Tax-Free Incomes For Salaried Persons To Fund Their Home Purchase
Do you often not rue the fact that if only you did not have to let go of a great deal of your money in taxes, you will soon enough be able to save enough money to make the down payment for your home purchase? Truth is, depending on the bracket they fall in, all salaried employees have to pay a certain percentage of their income as income tax. While those earning up to Rs 2.5 lakh are exempt, those earning an income between Rs 2.5 lakh and Rs 5 lakh have to pay five per cent tax on their taxable income. For instance, if you are earning Rs 3 lakh as your annual income, Rs 50,000 is your taxable income. Additionally, three per cent of the income tax amount has to be paid towards education cess. While annual income of between Rs 5-10 lakh is taxed at the rate of 20 per cent, plus education cess, annual income over Rs 10 lakh is taxed at 30 per cent, apart from the standard education cess. Because your employer diligently deducts the tax at source, you may be well aware of your liabilities to the income tax department. However, you may not be aware what your tax liabilities are in certain special cases.
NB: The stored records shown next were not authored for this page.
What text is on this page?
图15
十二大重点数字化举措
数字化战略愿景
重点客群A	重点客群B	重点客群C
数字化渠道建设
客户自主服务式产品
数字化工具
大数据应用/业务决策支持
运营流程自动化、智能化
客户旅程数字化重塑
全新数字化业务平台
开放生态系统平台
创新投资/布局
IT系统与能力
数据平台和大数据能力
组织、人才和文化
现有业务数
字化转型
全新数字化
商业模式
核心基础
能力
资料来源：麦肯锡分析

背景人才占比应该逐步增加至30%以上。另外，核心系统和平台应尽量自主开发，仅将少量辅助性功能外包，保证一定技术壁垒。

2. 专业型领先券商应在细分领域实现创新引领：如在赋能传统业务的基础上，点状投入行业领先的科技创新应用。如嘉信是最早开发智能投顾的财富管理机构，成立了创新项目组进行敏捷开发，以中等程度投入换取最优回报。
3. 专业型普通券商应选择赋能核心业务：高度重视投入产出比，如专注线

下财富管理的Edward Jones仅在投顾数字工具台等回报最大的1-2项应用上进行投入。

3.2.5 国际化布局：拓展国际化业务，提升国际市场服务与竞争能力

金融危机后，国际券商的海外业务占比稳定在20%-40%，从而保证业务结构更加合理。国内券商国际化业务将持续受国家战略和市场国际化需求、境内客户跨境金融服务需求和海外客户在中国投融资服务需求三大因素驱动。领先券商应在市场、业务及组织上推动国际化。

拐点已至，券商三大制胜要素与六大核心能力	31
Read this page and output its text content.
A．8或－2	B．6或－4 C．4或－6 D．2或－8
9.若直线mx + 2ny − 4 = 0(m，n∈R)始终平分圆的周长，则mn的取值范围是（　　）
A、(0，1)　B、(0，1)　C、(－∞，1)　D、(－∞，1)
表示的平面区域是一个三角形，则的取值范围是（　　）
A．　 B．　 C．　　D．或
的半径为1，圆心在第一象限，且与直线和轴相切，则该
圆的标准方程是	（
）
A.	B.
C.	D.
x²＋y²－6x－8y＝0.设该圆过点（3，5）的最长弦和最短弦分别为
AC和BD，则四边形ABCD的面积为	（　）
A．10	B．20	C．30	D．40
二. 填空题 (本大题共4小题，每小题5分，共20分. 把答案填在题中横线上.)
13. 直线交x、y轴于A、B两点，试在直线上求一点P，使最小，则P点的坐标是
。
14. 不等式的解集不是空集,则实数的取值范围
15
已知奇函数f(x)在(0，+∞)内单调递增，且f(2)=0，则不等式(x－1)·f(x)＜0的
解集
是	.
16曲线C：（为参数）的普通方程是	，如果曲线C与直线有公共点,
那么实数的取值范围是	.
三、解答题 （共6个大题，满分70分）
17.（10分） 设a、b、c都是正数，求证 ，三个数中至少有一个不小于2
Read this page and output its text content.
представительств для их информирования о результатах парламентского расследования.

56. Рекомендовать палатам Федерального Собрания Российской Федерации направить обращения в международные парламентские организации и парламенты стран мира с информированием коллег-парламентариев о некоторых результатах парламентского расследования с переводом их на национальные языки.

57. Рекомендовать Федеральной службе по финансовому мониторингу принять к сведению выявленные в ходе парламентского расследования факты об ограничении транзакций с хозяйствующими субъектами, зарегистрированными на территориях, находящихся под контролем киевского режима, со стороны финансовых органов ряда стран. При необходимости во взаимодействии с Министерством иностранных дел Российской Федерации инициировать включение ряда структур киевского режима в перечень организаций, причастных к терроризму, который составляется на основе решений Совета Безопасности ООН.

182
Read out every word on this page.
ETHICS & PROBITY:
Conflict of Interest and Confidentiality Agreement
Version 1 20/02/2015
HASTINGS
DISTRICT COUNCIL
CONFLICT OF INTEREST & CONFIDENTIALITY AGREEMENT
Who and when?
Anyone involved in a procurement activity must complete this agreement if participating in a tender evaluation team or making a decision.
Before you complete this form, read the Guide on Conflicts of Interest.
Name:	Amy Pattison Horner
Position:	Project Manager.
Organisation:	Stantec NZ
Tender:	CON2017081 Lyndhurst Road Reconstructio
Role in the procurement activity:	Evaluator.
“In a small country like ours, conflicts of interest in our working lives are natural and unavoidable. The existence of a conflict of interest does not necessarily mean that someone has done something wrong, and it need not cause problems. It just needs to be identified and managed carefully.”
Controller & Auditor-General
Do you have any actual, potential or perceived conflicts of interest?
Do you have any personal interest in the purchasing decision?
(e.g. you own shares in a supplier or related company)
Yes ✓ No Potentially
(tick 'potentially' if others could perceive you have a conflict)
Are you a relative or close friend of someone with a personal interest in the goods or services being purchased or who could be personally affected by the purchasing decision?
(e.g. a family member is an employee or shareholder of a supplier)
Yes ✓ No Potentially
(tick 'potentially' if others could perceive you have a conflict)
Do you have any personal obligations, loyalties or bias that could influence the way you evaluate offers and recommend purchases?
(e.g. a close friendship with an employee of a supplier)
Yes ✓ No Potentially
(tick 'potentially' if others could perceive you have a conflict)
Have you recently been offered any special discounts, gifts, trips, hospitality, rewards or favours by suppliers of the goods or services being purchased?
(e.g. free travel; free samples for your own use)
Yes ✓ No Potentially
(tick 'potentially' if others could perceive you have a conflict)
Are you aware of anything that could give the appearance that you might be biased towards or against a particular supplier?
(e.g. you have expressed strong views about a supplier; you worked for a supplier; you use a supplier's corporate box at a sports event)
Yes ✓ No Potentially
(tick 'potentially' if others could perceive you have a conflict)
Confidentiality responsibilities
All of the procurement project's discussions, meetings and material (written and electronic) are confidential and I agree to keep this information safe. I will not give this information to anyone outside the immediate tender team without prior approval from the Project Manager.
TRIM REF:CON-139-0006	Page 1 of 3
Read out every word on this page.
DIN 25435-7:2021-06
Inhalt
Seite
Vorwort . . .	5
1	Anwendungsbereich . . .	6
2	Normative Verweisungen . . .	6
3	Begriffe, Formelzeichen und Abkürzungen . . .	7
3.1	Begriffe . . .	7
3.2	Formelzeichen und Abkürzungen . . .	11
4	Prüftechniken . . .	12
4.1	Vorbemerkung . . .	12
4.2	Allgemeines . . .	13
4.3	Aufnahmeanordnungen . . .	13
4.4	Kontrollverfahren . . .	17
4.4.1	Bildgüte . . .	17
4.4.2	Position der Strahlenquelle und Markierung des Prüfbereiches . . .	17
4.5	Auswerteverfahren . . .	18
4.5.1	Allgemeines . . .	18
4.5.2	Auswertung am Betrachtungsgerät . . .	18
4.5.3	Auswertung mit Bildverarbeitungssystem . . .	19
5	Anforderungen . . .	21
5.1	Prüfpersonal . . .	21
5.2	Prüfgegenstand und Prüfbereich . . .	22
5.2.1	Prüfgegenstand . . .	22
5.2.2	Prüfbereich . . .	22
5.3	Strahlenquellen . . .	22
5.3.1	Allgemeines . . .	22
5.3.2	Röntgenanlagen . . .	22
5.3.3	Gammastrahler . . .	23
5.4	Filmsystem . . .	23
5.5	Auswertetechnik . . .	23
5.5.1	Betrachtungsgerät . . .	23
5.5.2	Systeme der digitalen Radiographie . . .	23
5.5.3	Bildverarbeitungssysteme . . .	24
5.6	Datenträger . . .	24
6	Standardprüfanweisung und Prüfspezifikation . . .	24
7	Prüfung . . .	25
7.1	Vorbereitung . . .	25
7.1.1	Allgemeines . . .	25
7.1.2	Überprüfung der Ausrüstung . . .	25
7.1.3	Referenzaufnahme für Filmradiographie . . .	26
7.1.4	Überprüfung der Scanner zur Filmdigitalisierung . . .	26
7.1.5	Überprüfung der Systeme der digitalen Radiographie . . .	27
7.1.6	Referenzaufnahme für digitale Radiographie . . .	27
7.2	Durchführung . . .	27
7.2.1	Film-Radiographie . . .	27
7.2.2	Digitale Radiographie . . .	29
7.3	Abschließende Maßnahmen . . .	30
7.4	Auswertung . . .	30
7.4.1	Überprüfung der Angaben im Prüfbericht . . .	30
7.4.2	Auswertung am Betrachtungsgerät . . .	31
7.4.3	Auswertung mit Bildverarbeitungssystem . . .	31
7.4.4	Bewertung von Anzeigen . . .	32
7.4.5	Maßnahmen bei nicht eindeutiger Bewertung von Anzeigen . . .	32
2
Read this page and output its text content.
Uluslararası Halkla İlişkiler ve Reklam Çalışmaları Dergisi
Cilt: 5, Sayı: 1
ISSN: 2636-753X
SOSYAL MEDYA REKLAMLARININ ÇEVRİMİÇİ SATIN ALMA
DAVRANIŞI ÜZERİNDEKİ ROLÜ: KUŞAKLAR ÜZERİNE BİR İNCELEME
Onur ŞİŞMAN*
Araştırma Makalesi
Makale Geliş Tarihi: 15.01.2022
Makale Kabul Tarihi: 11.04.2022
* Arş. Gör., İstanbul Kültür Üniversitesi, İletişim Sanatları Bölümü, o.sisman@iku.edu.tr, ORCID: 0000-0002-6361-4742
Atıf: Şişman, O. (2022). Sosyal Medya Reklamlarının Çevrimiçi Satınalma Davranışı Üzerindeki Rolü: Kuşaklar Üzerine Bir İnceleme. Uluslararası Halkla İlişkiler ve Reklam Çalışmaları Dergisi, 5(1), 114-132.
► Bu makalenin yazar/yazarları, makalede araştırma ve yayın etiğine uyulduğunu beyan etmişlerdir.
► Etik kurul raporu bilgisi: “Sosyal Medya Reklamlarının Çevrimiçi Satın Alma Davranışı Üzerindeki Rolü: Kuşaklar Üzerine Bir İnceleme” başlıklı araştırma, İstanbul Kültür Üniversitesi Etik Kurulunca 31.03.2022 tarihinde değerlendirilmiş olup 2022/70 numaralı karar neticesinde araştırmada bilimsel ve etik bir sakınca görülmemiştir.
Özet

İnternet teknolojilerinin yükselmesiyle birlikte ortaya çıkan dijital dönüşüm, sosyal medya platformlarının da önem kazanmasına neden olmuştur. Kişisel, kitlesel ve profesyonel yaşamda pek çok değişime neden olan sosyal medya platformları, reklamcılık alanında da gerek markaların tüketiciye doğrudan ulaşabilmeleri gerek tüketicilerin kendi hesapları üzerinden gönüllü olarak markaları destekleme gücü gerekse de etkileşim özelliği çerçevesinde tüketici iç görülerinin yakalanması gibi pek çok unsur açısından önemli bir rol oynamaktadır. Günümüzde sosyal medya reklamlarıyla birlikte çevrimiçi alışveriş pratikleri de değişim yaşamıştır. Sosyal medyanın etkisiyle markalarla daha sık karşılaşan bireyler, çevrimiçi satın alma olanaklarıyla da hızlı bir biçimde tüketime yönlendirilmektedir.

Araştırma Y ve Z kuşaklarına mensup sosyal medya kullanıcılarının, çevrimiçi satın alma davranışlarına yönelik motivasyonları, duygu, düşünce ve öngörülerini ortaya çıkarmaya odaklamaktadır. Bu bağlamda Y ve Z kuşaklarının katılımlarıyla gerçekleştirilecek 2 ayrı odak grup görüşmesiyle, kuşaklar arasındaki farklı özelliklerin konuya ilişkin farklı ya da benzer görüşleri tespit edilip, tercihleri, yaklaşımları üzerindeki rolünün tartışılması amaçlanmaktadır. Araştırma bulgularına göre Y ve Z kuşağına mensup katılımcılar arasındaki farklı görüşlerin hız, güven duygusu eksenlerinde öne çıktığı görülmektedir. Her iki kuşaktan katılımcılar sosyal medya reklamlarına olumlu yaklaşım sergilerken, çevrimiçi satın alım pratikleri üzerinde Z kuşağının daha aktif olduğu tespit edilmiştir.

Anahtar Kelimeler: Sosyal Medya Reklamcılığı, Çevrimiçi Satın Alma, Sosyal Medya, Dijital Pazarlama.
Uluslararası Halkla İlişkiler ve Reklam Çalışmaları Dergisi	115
Let us look at certain circumstances in which your income tax liability is waived, and how you could use this tax-free income to fund your property purchase.
Do you have to pay taxes on your pension money?
Typically, a government employee receives a lump sum amount as the time of his retirement. This part of your pension is known as commuted pension. Apart from this amount, he also receives a monthly pension, known as un-commuted pension. Now, under Section 10(10A) of the Income Tax (I-T) this commuted pension is fully exempt from tax. However, exemption is not available for your monthly pension.
Those employed in the private sector also enjoys certain benefits. Under the same Section, one-third of the full value of the commuted pension will be exempt if an employee receives a gratuity. If the employee does not receive a gratuity, one-half of full value of commuted pension will be exempt from tax.
Also read: Property Tax Benefits You Can Avail Of This Year
What about leave encashment?
Government and private employees both are entitled to avail of a certain number of paid leaves, known as PLs. In case you do not take any PLs, you could get the leaves will en-cashed. Under Section 10(10AA) of the Act, leave encashment by a government employee at the time of retirement is exempt from tax.
In case of a private employee, the exemption will be the least of the following:
- The period of earned leave standing to the credit in the employee's account at the time of retirement
- Average monthly salary
- Maximum amount as specified by the Government (Rs 3 lakh).
- Leave encashment actually received at the time of retirement.
Do note here that leave credit to the account of the employee at the time of retirement is restricted to 30 days per year of service if leave entitlement as per service rules exceeds 30 days per year of actual service. The salary for the above purpose means average salary drawn in the past 10 months preceding the retirement.
What are the tax implications on taking voluntary retirement?
What would be the tax implications of opting for the voluntary retirement scheme (VRS)? According to Section 10(10C), the compensation received at that time is exempt from tax if the following conditions are satisfied:
- Compensation is received at the time of voluntary retirement or termination.
- Compensation is received by an employee of following entities:
1. Public sector unit
2. Any other company
3. An authority established under a Central, State or Provincial Act
4. A local authority
5. A co-operative society
6. A university recognised by the University Grants Commission Act
7. An Indian Institute of Technology
8. Any state government
9. The Central government
10. Notified institutes having importance throughout India
11. Notified institute of management
Do note that you can avail of the exemption only for one assessment year, and the maximum amount of exemption is Rs 5 lakh.
What about the compensation one receives at the time of sacking?
If owing to an unfortunate play of fate your employer decided to let you go, the compensation you receive at that time is exempt from tax. Under the Industrial Dispute Act, an employee is entitled to retrenchment compensation equal to 15 days' average pay for each completed year of continuous service, or any part in excess of six months. According to Section 10(10B) of the I-T Act, compensation received at the time of retrenchment is exempt from tax to the extent of lower of the following:
- An amount calculated in accordance with the provisions of Section 25F (b) of the Industrial Dispute Act, 1947, or
- The maximum amount specified by the government (Rs 5lakh), or
- The actual amount received
- Any exceeding income is taxable as salary. Do note that the above-mentioned limits are not applicable in cases where compensation is paid under any scheme approved by the government.
How do these provisions help homebuyers?
They have to save money for several years before homebuyers — well, at least a large part of them — are able to save enough money to make the down-payment for a property. The “un-taxed” money that you receive as commuted pension or leave encashment or part of the VRS package could solve that problem for a homebuyer. In case you already own a property and repaying a home loan, the money thus received could be used to prepay your home loan. In case of job loss, this little extra money could help you run your household successfully till you can find a new job.